Camille Claudel : 08/12/1864 – 19/10/1943

Camille Claudel

Date de naissance : 08-12-1864
Date de décès : 19-10-1943
Cimetière : Cimetière de montfavet, avenue du Cimetière 84140 Montfavet

Camille Claudel, né(e) le 08-12-1864, est décédé(e) le 19-10-1943. Son corps est enterré au Cimetière de montfavet à Montfavet

Camille Claudel est aujourd’hui considérée comme une artiste majeure de la fin du XIXe siècle.  Sœur du poète et dramaturge Paul Claudel, maîtresse d’Auguste Rodin, elle est l’auteure de plus d’une cinquantaine d’œuvres de terre cuite, de plâtre, de marbre, de bronze ou encore d’onyx, parmi lesquelles les célèbres “L’Âge mûr” ou “La valse”. De son vivant, elle ne parvint pas, pourtant, à imposer son génie et son originalité, et fut internée, après avoir peu à peu sombré dans la folie, à l’asile de Ville-Evrard.
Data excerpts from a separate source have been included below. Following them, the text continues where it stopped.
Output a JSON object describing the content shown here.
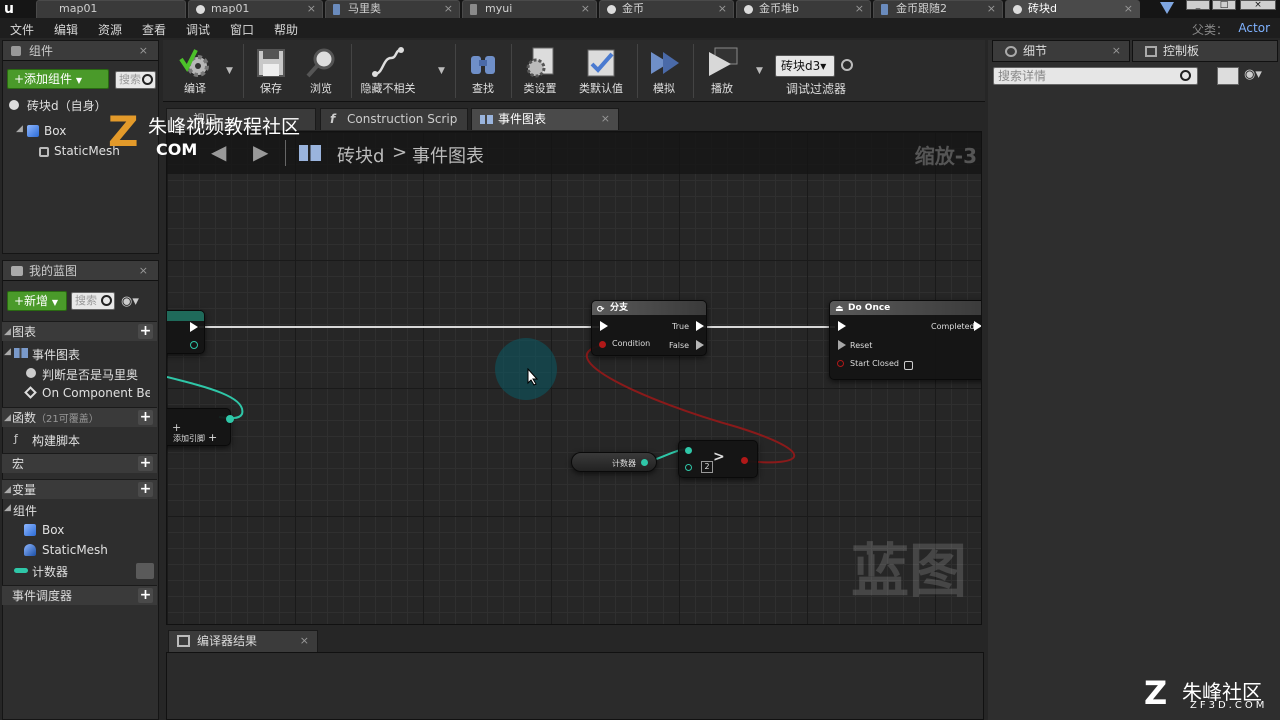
{
  "doc_tabs": [
    {
      "label": "map01",
      "type": "ue-logo"
    },
    {
      "label": "map01",
      "type": "level"
    },
    {
      "label": "马里奥",
      "type": "blueprint"
    },
    {
      "label": "myui",
      "type": "widget"
    },
    {
      "label": "金币",
      "type": "level"
    },
    {
      "label": "金币堆b",
      "type": "level"
    },
    {
      "label": "金币跟随2",
      "type": "blueprint"
    },
    {
      "label": "砖块d",
      "type": "level",
      "active": true
    }
  ],
  "menu": [
    "文件",
    "编辑",
    "资源",
    "查看",
    "调试",
    "窗口",
    "帮助"
  ],
  "parent_class": {
    "label": "父类：",
    "value": "Actor"
  },
  "components_panel": {
    "title": "组件",
    "add_button": "+添加组件",
    "search_placeholder": "搜索",
    "self_item": "砖块d（自身）",
    "tree": [
      "Box",
      "StaticMesh"
    ]
  },
  "my_blueprint": {
    "title": "我的蓝图",
    "new_button": "+新增",
    "search_placeholder": "搜索",
    "sections": {
      "graphs": "图表",
      "event_graph": "事件图表",
      "event_items": [
        "判断是否是马里奥",
        "On Component Beg"
      ],
      "functions": "函数",
      "functions_note": "（21可覆盖）",
      "construction_script": "构建脚本",
      "macros": "宏",
      "variables": "变量",
      "components": "组件",
      "component_vars": [
        "Box",
        "StaticMesh"
      ],
      "counter_var": "计数器",
      "event_dispatchers": "事件调度器"
    }
  },
  "toolbar": {
    "compile": "编译",
    "save": "保存",
    "browse": "浏览",
    "hide_unrelated": "隐藏不相关",
    "find": "查找",
    "class_settings": "类设置",
    "class_defaults": "类默认值",
    "simulate": "模拟",
    "play": "播放",
    "debug_object": "砖块d3▾",
    "debug_filter": "调试过滤器"
  },
  "graph_tabs": [
    {
      "label": "视口",
      "active": false
    },
    {
      "label": "Construction Scrip",
      "active": false
    },
    {
      "label": "事件图表",
      "active": true
    }
  ],
  "graph": {
    "breadcrumb_bp": "砖块d",
    "breadcrumb_sep": ">",
    "breadcrumb_graph": "事件图表",
    "zoom": "缩放-3",
    "watermark": "蓝图",
    "branch_node": {
      "title": "分支",
      "true": "True",
      "false": "False",
      "condition": "Condition"
    },
    "do_once_node": {
      "title": "Do Once",
      "completed": "Completed",
      "reset": "Reset",
      "start_closed": "Start Closed"
    },
    "counter_node": {
      "label": "计数器"
    },
    "compare_node": {
      "op": ">",
      "value": "2"
    },
    "add_pin_label": "添加引脚"
  },
  "right_panel": {
    "details_tab": "细节",
    "palette_tab": "控制板",
    "search_placeholder": "搜索详情"
  },
  "compiler_results": {
    "title": "编译器结果"
  },
  "watermarks": {
    "top_text": "朱峰视频教程社区",
    "top_com": "COM",
    "bottom_main": "朱峰社区",
    "bottom_url": "ZF3D.COM"
  },
  "colors": {
    "accent_green": "#4a9a2a",
    "bool_wire": "#8a1a1a",
    "int_wire": "#2fc7a8",
    "exec_wire": "#ffffff"
  }
}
Son destin hors du commun, marqué par les déchirures, les angoisses et la solitude, a inspiré écrivains et historiens. En 1988, Isabelle Adjani a incarné avec feu, dans le film “Camille Claudel”, cette artiste méconnue et passionnée, contribuant ainsi à la sortir de l’oubli.
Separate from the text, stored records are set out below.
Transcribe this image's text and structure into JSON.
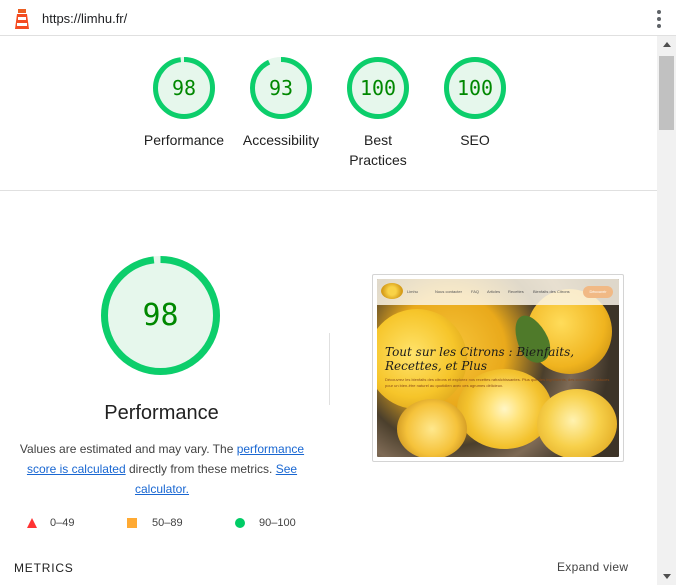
{
  "header": {
    "url": "https://limhu.fr/",
    "logo_icon": "lighthouse-icon",
    "menu_icon": "more-vert-icon"
  },
  "gauges": [
    {
      "score": "98",
      "label": "Performance",
      "value": 0.98
    },
    {
      "score": "93",
      "label": "Accessibility",
      "value": 0.93
    },
    {
      "score": "100",
      "label": "Best Practices",
      "value": 1.0
    },
    {
      "score": "100",
      "label": "SEO",
      "value": 1.0
    }
  ],
  "performance": {
    "score": "98",
    "value": 0.98,
    "title": "Performance",
    "desc_text1": "Values are estimated and may vary. The ",
    "desc_link1": "performance score is calculated",
    "desc_text2": " directly from these metrics. ",
    "desc_link2": "See calculator."
  },
  "screenshot": {
    "brand": "Limhu",
    "nav": [
      "Nous contacter",
      "FAQ",
      "Articles",
      "Recettes",
      "Bienfaits des Citrons"
    ],
    "cta": "Découvrir",
    "heading": "Tout sur les Citrons : Bienfaits, Recettes, et Plus",
    "sub": "Découvrez les bienfaits des citrons et explorez nos recettes rafraîchissantes. Plus que des ingrédients, des conseils et astuces pour un bien-être naturel au quotidien avec ces agrumes délicieux."
  },
  "legend": [
    {
      "range": "0–49",
      "icon": "fail-triangle-icon",
      "color": "#ff3333"
    },
    {
      "range": "50–89",
      "icon": "average-square-icon",
      "color": "#ffaa33"
    },
    {
      "range": "90–100",
      "icon": "pass-circle-icon",
      "color": "#00cc66"
    }
  ],
  "metrics": {
    "title": "METRICS",
    "expand": "Expand view"
  },
  "colors": {
    "pass": "#0cce6b",
    "pass_fill": "#e6f7ec",
    "pass_text": "#008800",
    "link": "#1967d2"
  }
}
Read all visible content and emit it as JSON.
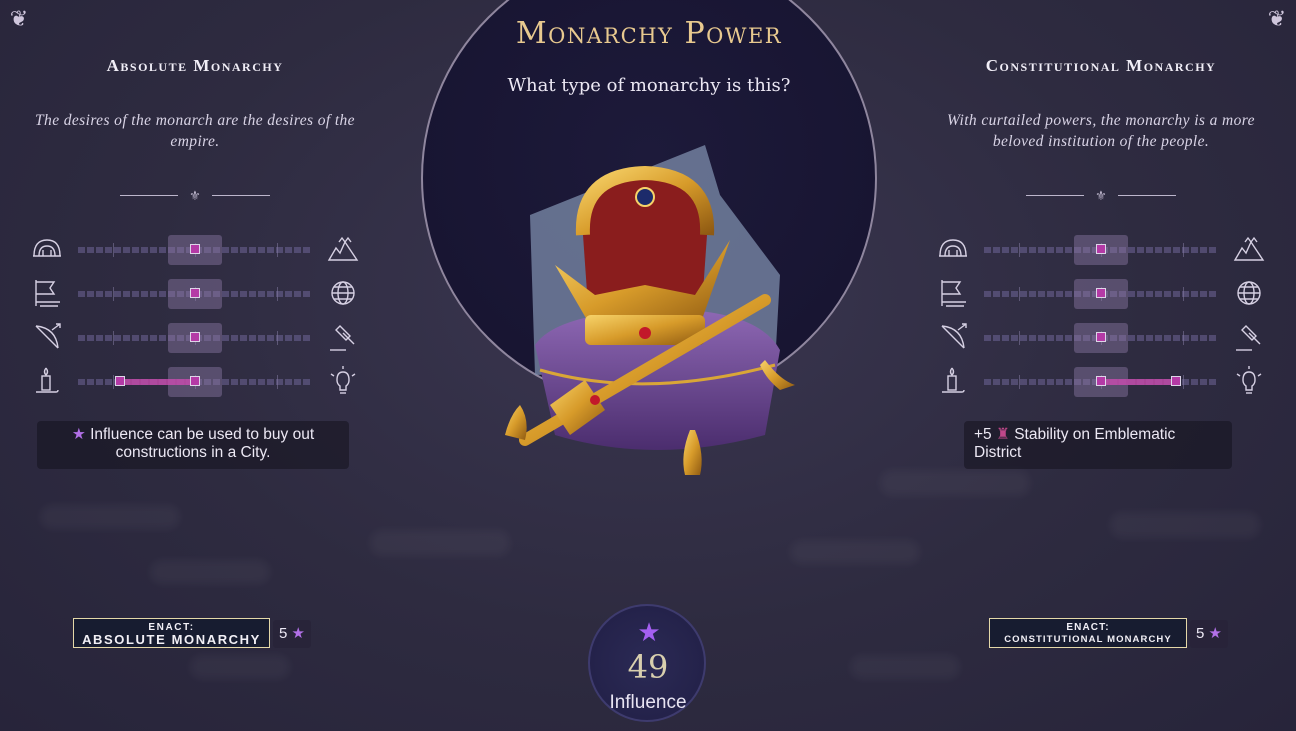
{
  "title": "Monarchy Power",
  "question": "What type of monarchy is this?",
  "left": {
    "title": "Absolute Monarchy",
    "description": "The desires of the monarch are the desires of the empire.",
    "effect_text": "Influence can be used to buy out constructions in a City.",
    "enact_line1": "ENACT:",
    "enact_line2": "ABSOLUTE MONARCHY",
    "cost": "5",
    "rows": [
      {
        "left_icon": "dome-icon",
        "right_icon": "crown-mountain-icon",
        "position": 0.5,
        "shift_to": null
      },
      {
        "left_icon": "flag-icon",
        "right_icon": "globe-icon",
        "position": 0.5,
        "shift_to": null
      },
      {
        "left_icon": "bow-arrow-icon",
        "right_icon": "gavel-icon",
        "position": 0.5,
        "shift_to": null
      },
      {
        "left_icon": "candle-icon",
        "right_icon": "lightbulb-icon",
        "position": 0.5,
        "shift_to": 0.18
      }
    ]
  },
  "right": {
    "title": "Constitutional Monarchy",
    "description": "With curtailed powers, the monarchy is a more beloved institution of the people.",
    "effect_prefix": "+5",
    "effect_text": "Stability on Emblematic District",
    "enact_line1": "ENACT:",
    "enact_line2": "CONSTITUTIONAL MONARCHY",
    "cost": "5",
    "rows": [
      {
        "left_icon": "dome-icon",
        "right_icon": "crown-mountain-icon",
        "position": 0.5,
        "shift_to": null
      },
      {
        "left_icon": "flag-icon",
        "right_icon": "globe-icon",
        "position": 0.5,
        "shift_to": null
      },
      {
        "left_icon": "bow-arrow-icon",
        "right_icon": "gavel-icon",
        "position": 0.5,
        "shift_to": null
      },
      {
        "left_icon": "candle-icon",
        "right_icon": "lightbulb-icon",
        "position": 0.5,
        "shift_to": 0.82
      }
    ]
  },
  "influence": {
    "value": "49",
    "label": "Influence"
  },
  "colors": {
    "accent_gold": "#e8c98f",
    "influence_purple": "#a45ff0",
    "track_pink": "#c04aa8"
  }
}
Camille Claudel est née le 8 décembre 1864. Douée de dons exceptionnels, dont lui fait prendre conscience, très tôt, le sculpteur Alfred Boucher, elle travaille d’abord la glaise. En lutte contre sa mère qui n’apprécie pas la passion de sa fille pour la sculpture, elle convainc cependant sa famille de s’installer à Paris, où elle peut suivre les cours de l’Académie Colarossi. En 1883, l’artiste fait la rencontre la plus importante de sa vie, celle d’Auguste Rodin, qui reconnaît aussitôt le génie de sa jeune élève. Passion amoureuse et passion créatrice se mêlent, et influencent profondément les deux sculpteurs, qui travaillent ensemble au “Baiser” et à la “Porte de l’Enfer”. Après des années de complicité, Camille Claudel, qui refuse de n’être que la “disciple” de Rodin, quitte ce dernier, afin d’affirmer l’originalité et la maîtrise de son talent.

Camille, à l’apparente fragilité, a eu du mal à être acceptée ou reconnue dans la société du XIXe siècle. Elle se bat alors, au nom de son art, contre les préjugés de son époque. Elle a été victime d’être une femme de génie entre deux hommes de génie à une époque où seuls les hommes avaient une chance de réussir. Cependant, elle relève le défi, bien que la sculpture soit considérée comme un métier d’homme à cause de la force physique nécessaire qu’elle réclame.  Mais isolée, misérable, elle est peu à peu oubliée. Sa famille la fait interner, le 10 mars 1913. Elle meurt en octobre 1943, après avoir subi un internement de trente années.